At 1,052 more homeless people, D.C. was behind only California and Washington state in terms of the absolute increase in the population, according to a new report by the Department of Housing and Urban Development that used figures from a point-in-time count taken in January. But with a much smaller general population, D.C.’s increase amounted to 14.4 percent in comparison to 2.1 percent in California and 7.3 percent in Washington.
The District also saw the largest increase in the country in homeless families with children between 2015 and 2016, according to the report.
Addressing the growing family homelessness crisis has been among the city government’s highest priorities since 8-year-old Relisha Rudd disappeared from the family shelter at D.C. General in 2014. After significant revision to a proposal put forth by Mayor Muriel Bowser, the D.C. Council passed a plan in May to close the dilapidated facility and replace it with smaller shelters in seven wards. Though it remains a major achievement, the new shelters are unlikely to open before the winter of 2020, and when they do, they will only be replacing beds in the shelter system—not adding them.

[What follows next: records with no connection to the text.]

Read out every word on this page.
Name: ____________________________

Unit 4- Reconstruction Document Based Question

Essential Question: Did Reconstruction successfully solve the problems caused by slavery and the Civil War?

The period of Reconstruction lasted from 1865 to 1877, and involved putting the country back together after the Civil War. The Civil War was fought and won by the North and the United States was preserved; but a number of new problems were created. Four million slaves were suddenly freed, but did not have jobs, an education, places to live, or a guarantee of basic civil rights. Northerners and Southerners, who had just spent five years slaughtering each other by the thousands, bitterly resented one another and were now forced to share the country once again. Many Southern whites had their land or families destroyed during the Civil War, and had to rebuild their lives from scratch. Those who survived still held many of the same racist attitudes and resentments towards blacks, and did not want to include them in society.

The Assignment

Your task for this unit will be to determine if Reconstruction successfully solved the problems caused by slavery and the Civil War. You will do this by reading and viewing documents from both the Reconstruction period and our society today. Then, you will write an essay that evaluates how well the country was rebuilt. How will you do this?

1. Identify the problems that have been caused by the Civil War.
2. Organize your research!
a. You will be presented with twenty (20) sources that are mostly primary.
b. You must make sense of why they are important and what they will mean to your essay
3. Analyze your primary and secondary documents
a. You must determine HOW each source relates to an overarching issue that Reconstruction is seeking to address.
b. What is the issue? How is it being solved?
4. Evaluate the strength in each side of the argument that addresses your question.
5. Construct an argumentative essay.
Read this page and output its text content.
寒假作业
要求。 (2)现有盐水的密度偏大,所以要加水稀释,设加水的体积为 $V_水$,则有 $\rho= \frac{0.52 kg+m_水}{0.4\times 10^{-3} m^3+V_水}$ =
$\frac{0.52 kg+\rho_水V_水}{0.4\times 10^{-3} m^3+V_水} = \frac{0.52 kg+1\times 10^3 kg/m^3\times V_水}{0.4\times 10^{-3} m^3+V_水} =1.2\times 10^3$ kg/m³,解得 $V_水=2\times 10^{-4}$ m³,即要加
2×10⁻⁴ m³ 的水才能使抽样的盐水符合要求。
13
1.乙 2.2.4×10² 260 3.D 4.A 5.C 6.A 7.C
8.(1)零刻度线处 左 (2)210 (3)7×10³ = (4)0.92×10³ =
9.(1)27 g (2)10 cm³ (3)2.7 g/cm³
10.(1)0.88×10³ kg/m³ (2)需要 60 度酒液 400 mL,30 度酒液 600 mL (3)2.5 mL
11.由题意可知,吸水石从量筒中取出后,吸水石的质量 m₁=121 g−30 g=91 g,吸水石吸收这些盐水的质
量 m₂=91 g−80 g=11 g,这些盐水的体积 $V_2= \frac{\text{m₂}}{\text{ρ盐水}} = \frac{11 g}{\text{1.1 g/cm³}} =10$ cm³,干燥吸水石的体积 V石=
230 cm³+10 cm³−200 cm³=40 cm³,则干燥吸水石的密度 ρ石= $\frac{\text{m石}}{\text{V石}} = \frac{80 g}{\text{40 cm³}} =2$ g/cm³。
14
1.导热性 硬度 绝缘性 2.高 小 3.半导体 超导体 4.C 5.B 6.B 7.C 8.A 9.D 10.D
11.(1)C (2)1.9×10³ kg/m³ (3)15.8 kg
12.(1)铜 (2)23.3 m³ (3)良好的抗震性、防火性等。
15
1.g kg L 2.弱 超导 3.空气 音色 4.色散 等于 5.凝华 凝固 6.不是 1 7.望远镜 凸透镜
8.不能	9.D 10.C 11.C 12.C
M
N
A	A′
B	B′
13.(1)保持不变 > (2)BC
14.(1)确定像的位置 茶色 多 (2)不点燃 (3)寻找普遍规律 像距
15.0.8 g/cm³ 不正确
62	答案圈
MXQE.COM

The ongoing, and worsening, affordable housing crisis has exacerbated a trenchant issue in the nation’s capital, and it is reflected in longer views of homelessness data. Between 2007 and 2016, D.C. was third behind New York and Massachusetts in terms of the absolute increase in the homeless population—and far and away the highest in terms of percentage (191 percent; Massachusetts was second at 92 percent), according to the HUD report.
In a brighter spot of news, the District has one of the lowest rates of homeless people who aren’t being sheltered: less than 4 percent. California, which has the biggest unsheltered homeless population in the country, is at 66.6 percent. By law, D.C. guarantees shelter on freezing nights, and has recently extended it to the rest of the year.